Cosa dicono le persone di questa tua passione?

«Alcuni mi stimano per quello che faccio, ma molti altri mi dicono che è troppo pericoloso e insensato e che dovrei smettere. Io però non ho mai dato ascolto a queste persone perché loro non sanno cosa voglia dire avere una passione e non sanno nemmeno che nella nostra follia noi atleti di Action Sport dobbiamo avere comunque la testa sul collo, se no saremmo già morti».

In rete si trovano molti video del tuo “salto della morte”…

«Il backflip (“salto della morte”) è un salto che consiste nel fare una capriola all’indietro con la carrozzina. Fin da quando ho scoperto questo sport ho sognato di riuscire a fare questo salto un giorno. Circa un anno e mezzo fa ho cominciato ad allenarmi e poi finalmente ci sono riuscita.

Per fare questo numero serve una rampa molto alta dalla quale partire (perché serve molta velocità) e una kicker (la rampetta che ti lancia in aria). I primi tentativi vanno fatti in strutture apposite, che hanno come atterraggio una vasca piena di cubi di gomma piuma (foampit), così da evitare di farsi male in caso si cadesse a testa in giù o in altre posizioni pericolose.
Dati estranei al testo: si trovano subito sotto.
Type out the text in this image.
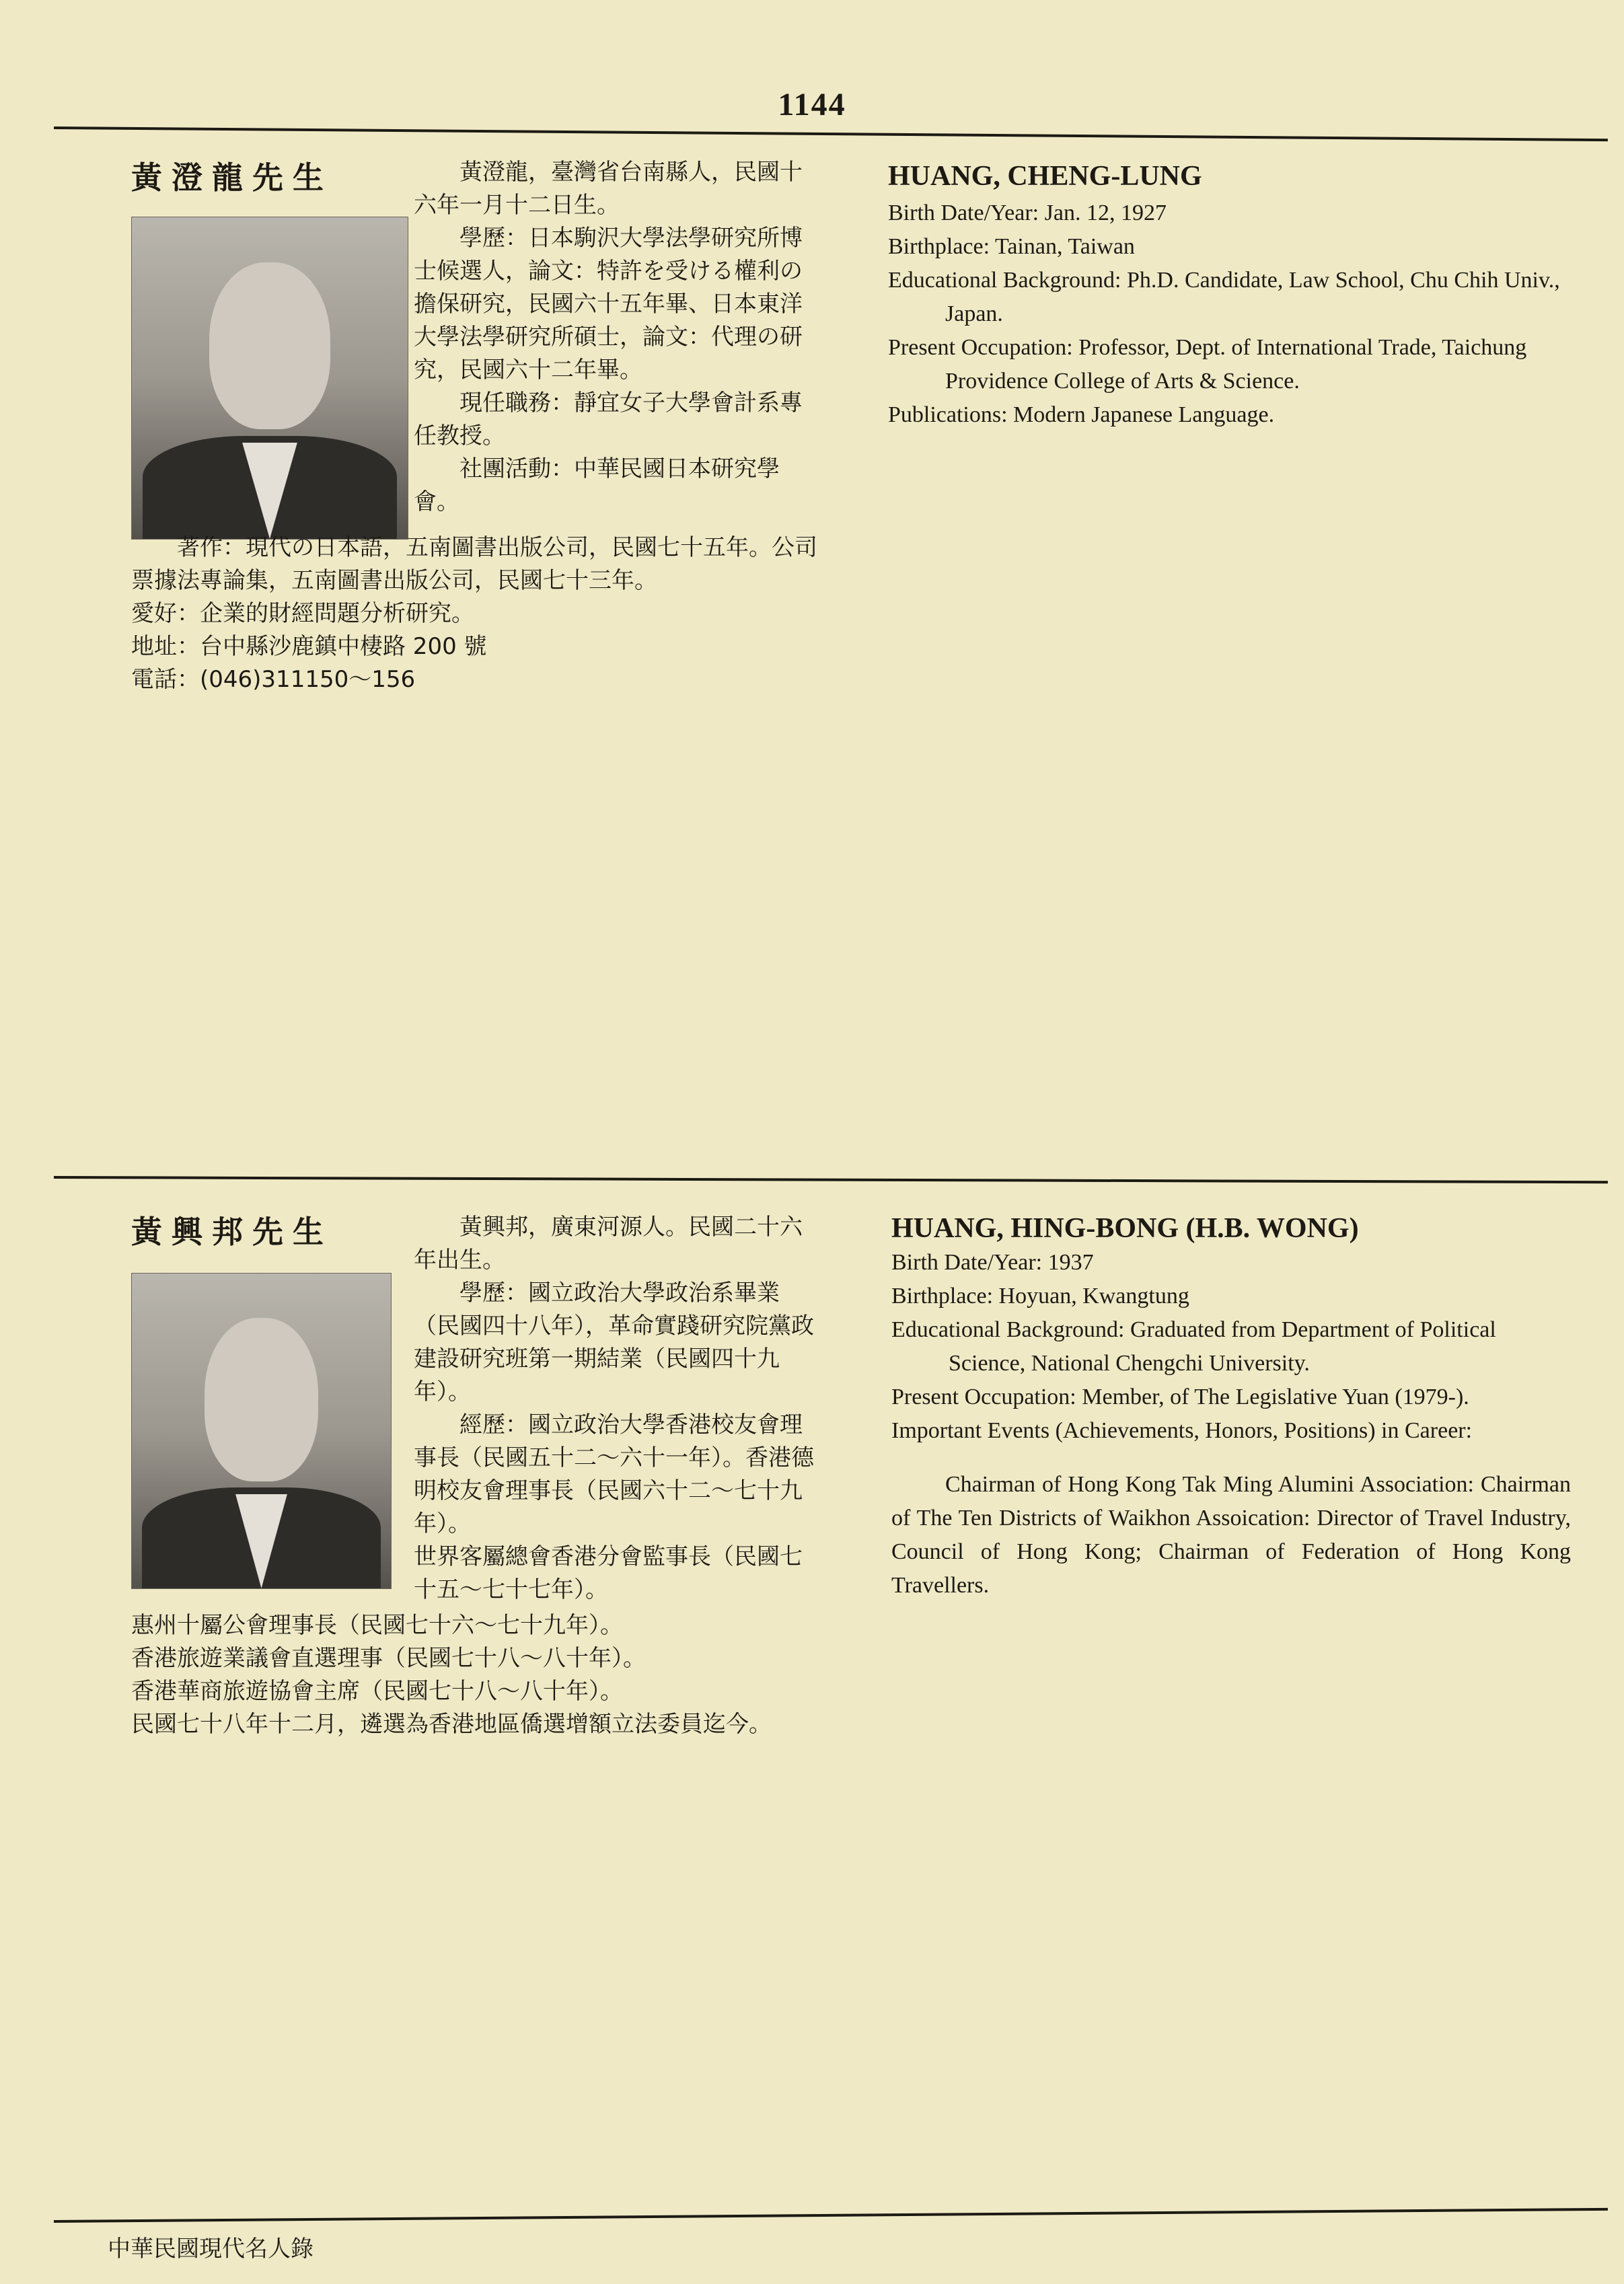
1144
黃澄龍先生	　　黃澄龍，臺灣省台南縣人，民國十六年一月十二日生。

　　學歷：日本駒沢大學法學研究所博士候選人，論文：特許を受ける權利の擔保研究，民國六十五年畢、日本東洋大學法學研究所碩士，論文：代理の研究，民國六十二年畢。

　　現任職務：靜宜女子大學會計系專任教授。

　　社團活動：中華民國日本研究學會。

　　著作：現代の日本語，五南圖書出版公司，民國七十五年。公司票據法專論集，五南圖書出版公司，民國七十三年。

愛好：企業的財經問題分析研究。

地址：台中縣沙鹿鎮中棲路 200 號

電話：(046)311150～156

HUANG, CHENG-LUNG

Birth Date/Year: Jan. 12, 1927

Birthplace: Tainan, Taiwan

Educational Background: Ph.D. Candidate, Law School, Chu Chih Univ., Japan.

Present Occupation: Professor, Dept. of International Trade, Taichung Providence College of Arts & Science.

Publications: Modern Japanese Language.

黃興邦先生	　　黃興邦，廣東河源人。民國二十六年出生。

　　學歷：國立政治大學政治系畢業（民國四十八年），革命實踐研究院黨政建設研究班第一期結業（民國四十九年）。

　　經歷：國立政治大學香港校友會理事長（民國五十二～六十一年）。香港德明校友會理事長（民國六十二～七十九年）。

世界客屬總會香港分會監事長（民國七十五～七十七年）。

惠州十屬公會理事長（民國七十六～七十九年）。

香港旅遊業議會直選理事（民國七十八～八十年）。

香港華商旅遊協會主席（民國七十八～八十年）。

民國七十八年十二月，遴選為香港地區僑選增額立法委員迄今。

HUANG, HING-BONG (H.B. WONG)

Birth Date/Year: 1937

Birthplace: Hoyuan, Kwangtung

Educational Background: Graduated from Department of Political Science, National Chengchi University.

Present Occupation: Member, of The Legislative Yuan (1979-).

Important Events (Achievements, Honors, Positions) in Career:

Chairman of Hong Kong Tak Ming Alumini Association: Chairman of The Ten Districts of Waikhon Assoication: Director of Travel Industry, Council of Hong Kong; Chairman of Federation of Hong Kong Travellers.

中華民國現代名人錄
Poi, quando si è sicuri di riuscire a completare la rotazione, si può passare alle normali rampe in legno.

Le prime volte che si fa questo salto si ha una sensazione molto strana, perché non si è abituati a questa rotazione e quindi non si capisce bene cosa stia succedendo. Io ero abituata a vedere video ripresi con la GoPro attaccata sul casco di atleti che facevano questo salto: durante il mio primo salto la prima cosa a cui ho pensato era proprio che mi sembrava di guardare uno di quei video. Con il tempo poi ci si abitua e si impara a capire la propria posizione in aria e a controllare meglio il proprio corpo».

Ilaria Naef salto della morte in carrozzina

Cosa provi quando voli con la tua carrozzina?
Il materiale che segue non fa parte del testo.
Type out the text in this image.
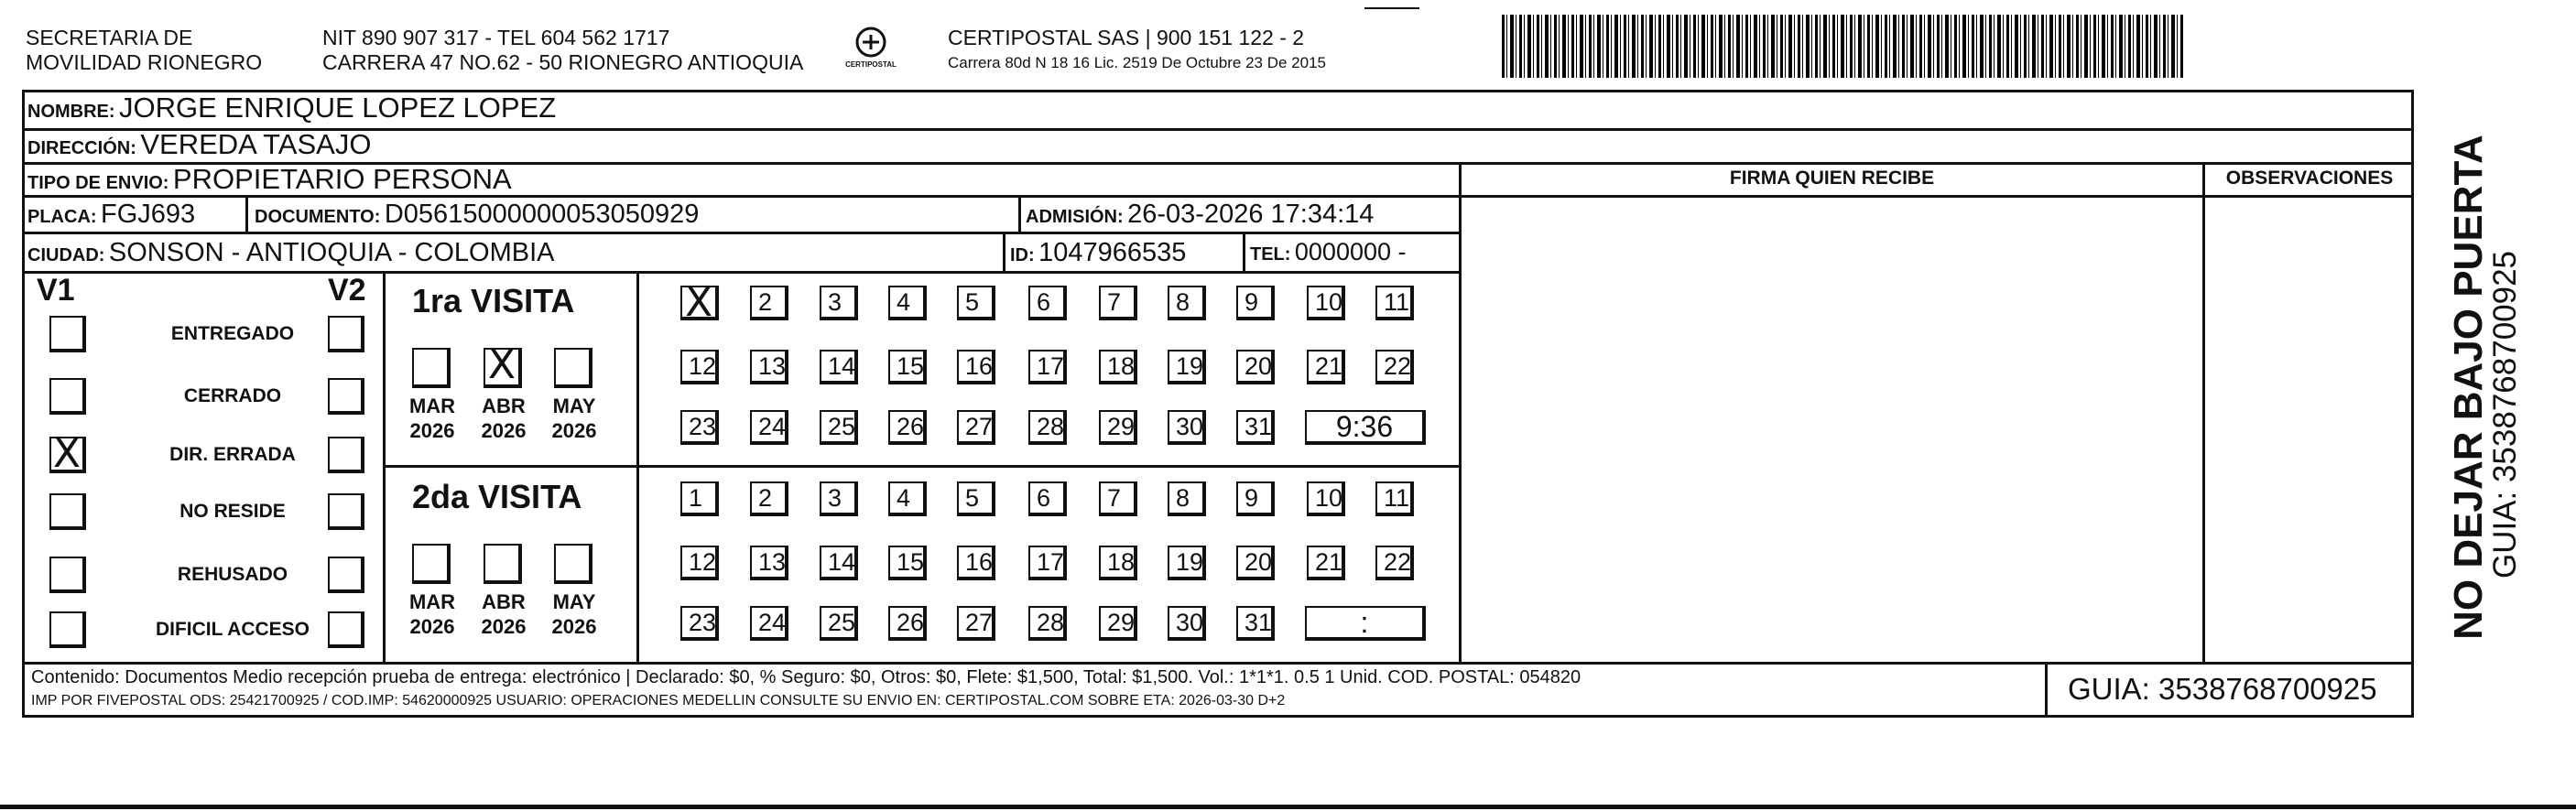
SECRETARIA DE
MOVILIDAD RIONEGRO
NIT 890 907 317 - TEL 604 562 1717
CARRERA 47 NO.62 - 50 RIONEGRO ANTIOQUIA	CERTIPOSTAL
CERTIPOSTAL SAS | 900 151 122 - 2
Carrera 80d N 18 16 Lic. 2519 De Octubre 23 De 2015
NOMBRE: JORGE ENRIQUE LOPEZ LOPEZ
DIRECCIÓN: VEREDA TASAJO
TIPO DE ENVIO: PROPIETARIO PERSONA	FIRMA QUIEN RECIBE	OBSERVACIONES
PLACA: FGJ693	DOCUMENTO: D05615000000053050929	ADMISIÓN: 26-03-2026 17:34:14
CIUDAD: SONSON - ANTIOQUIA - COLOMBIA	ID: 1047966535	TEL: 0000000 -
V1	V2
ENTREGADO
CERRADO
X	DIR. ERRADA
NO RESIDE
REHUSADO
DIFICIL ACCESO
1ra VISITA
MAR
2026
X
ABR
2026
MAY
2026
X	2	3	4	5	6	7	8	9	10	11
12	13	14	15	16	17	18	19	20	21	22
23	24	25	26	27	28	29	30	31	9:36
2da VISITA
MAR
2026
ABR
2026
MAY
2026
1	2	3	4	5	6	7	8	9	10	11
12	13	14	15	16	17	18	19	20	21	22
23	24	25	26	27	28	29	30	31	:
Contenido: Documentos Medio recepción prueba de entrega: electrónico | Declarado: $0, % Seguro: $0, Otros: $0, Flete: $1,500, Total: $1,500. Vol.: 1*1*1. 0.5 1 Unid. COD. POSTAL: 054820
IMP POR FIVEPOSTAL ODS: 25421700925 / COD.IMP: 54620000925 USUARIO: OPERACIONES MEDELLIN CONSULTE SU ENVIO EN: CERTIPOSTAL.COM SOBRE ETA: 2026-03-30 D+2	GUIA: 3538768700925
NO DEJAR BAJO PUERTA
GUIA: 3538768700925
«Come ti dicevo poco fa, fare il backflip era sempre stato un mio sogno, e quando ci sono riuscita è stata una sensazione bellissima, come se niente fosse impossibile. Quando mi metto il casco ed inizio a saltare mi sento fortunata di avere le ruote, perché è grazie alla carrozzina che posso vivere queste esperienze. Il WCMX mi da una sensazione di libertà, e sento di poter essere me stessa quando salto.  Pensa che settimana scorsa un amico mi ha detto che il testo della canzone “Vivo per lei” di Andrea Bocelli rispecchia molto il rapporto che ho con la mia sedia a rotelle e il WCMX».

Hai mai avuto momenti di sconforto per non riuscire a fare un salto che ti hanno portato a pensare di smettere con il WCMX?

«Il WCMX mi ha sempre aiutata a superare i momenti difficili e a sfogarmi quando ne ho bisogno, quindi non ho mai pensato di lasciarlo. Quando un salto non mi riesce io sono talmente testarda che continuo a provare e alla fine riesco sempre a raggiungere il mio obiettivo. Ci sono stati momenti di sconforto soprattutto dovuti al fatto che non riesco sempre ad allenarmi quanto vorrei perché le strutture non sono proprio a portata di mano – di solito mi alleno in un piccolo skatepark a Sassello o a Genova (circa 40 minuti da casa mia), ma per provare i salti più grandi e pericolosi devo andare a Brescia, in un park più grande con strutture apposite – e che ho sempre bisogno di qualche amico che mi aiuti durante gli allenamenti.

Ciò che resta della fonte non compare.